Pelo que pudemos ver até este momento, a história das representações de uma entidade não pode confundir-se com a história do povo que se pretende representar, dependendo, essencialmente, dos interesses gregos e, posteriormente, romanos, na Península Ibérica. Como tal, não parece arriscado afirmar que a documentação escrita referente a Tartessos ou Gadir é heterogénea e que pertence, no essencial, ao percurso histórico do observador e aos focos da sua atenção, no que diz respeito ao Ocidente e à etnografia (Ferrer & García, 2002, p. 139; Martí-Aguilar, 2002, p. 94). Além disso, insista-se, muitas das informações que analisámos chegaram até nós indirectamente (Estesícoro, Anacreonte, Hecateu, Herodoro, Éforo e Teopompo), não permitindo ir muito longe nas conjecturas que podemos fazer na sua análise.

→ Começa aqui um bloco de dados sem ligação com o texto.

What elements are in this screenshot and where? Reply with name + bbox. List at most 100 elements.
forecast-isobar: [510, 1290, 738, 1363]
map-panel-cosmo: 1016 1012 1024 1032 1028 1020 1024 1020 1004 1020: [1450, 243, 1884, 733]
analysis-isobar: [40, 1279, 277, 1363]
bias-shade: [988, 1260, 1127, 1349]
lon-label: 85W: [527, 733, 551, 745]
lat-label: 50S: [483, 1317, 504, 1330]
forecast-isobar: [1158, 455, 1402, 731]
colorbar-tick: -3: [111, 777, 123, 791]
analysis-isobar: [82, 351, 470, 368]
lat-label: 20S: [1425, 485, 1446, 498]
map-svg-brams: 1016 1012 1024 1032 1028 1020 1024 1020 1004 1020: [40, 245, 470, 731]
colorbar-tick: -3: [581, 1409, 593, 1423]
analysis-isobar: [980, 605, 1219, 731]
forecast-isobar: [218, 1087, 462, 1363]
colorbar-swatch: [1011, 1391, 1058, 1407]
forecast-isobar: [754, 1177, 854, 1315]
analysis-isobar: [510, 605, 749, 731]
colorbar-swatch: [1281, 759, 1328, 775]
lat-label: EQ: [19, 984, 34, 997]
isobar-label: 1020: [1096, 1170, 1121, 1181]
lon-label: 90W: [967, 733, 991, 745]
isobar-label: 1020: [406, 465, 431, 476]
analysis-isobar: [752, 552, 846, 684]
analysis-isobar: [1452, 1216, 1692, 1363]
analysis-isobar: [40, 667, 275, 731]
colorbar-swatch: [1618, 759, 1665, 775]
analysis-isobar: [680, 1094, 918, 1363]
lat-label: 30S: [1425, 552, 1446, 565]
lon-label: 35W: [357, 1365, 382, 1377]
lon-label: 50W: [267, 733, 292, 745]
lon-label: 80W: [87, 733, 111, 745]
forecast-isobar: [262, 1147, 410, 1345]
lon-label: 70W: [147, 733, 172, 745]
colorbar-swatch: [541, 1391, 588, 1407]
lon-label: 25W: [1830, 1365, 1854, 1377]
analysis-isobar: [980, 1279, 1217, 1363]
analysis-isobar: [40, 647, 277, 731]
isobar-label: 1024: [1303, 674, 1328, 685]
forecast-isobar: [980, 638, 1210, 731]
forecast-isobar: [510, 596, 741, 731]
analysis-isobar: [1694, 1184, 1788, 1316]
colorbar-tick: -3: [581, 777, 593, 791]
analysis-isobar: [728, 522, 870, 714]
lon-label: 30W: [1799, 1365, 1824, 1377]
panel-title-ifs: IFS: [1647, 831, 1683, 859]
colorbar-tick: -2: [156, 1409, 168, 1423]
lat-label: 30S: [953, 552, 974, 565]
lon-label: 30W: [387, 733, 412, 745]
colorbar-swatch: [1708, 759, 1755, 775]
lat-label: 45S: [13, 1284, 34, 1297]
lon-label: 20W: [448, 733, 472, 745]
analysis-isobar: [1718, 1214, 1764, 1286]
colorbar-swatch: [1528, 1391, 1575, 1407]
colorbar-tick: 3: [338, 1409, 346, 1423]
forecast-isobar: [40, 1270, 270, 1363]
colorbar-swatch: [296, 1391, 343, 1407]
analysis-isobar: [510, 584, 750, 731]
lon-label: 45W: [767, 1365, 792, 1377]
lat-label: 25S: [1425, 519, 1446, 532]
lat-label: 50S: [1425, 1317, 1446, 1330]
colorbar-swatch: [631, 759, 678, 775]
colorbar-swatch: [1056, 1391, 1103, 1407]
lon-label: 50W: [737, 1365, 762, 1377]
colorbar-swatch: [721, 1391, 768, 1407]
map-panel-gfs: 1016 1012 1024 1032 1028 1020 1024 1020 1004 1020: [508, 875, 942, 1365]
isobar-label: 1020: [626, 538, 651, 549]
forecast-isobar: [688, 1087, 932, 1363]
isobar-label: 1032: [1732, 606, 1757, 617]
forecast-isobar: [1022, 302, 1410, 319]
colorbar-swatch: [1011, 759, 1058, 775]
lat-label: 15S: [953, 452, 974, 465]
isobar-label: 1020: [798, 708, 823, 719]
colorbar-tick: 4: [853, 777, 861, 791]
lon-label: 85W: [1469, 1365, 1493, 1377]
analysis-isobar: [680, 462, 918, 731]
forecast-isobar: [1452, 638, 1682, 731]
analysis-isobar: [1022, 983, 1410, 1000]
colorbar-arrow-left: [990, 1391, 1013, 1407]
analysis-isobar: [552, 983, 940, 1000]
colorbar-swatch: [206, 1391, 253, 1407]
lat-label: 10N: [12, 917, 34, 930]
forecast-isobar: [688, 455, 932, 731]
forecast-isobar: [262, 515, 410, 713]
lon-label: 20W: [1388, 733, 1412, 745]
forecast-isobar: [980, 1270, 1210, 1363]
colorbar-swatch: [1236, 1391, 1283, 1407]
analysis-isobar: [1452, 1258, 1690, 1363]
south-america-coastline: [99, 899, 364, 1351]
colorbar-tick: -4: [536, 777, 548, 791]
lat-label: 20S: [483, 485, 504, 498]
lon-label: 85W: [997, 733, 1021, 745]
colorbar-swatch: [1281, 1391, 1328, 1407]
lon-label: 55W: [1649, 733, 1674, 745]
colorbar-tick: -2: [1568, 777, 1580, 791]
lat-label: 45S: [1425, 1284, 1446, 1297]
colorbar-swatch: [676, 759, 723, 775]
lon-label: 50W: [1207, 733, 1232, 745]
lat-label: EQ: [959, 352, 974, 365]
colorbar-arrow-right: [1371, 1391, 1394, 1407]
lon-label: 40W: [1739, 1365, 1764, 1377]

Assim, mesmo levando a cabo uma análise muito fina destes textos, mesmo apertando muito a malha do crivo, o resultado é mais um conjunto de perguntas do que, propriamente, de respostas. A análise diacrónica que agora termina permite, portanto, alertar para a necessidade de analisar estas fontes de acordo com o seu próprio contexto, integrando-as nos percursos históricos em que os textos foram produzidos, reproduzidos e transmitidos. A ausência destas questões em trabalhos como o de Schulten (1945) e dos seus seguidores motivou, em boa medida, a transmissão de uma imagem equivocada, não só das fontes em si, mas também de Tartessos.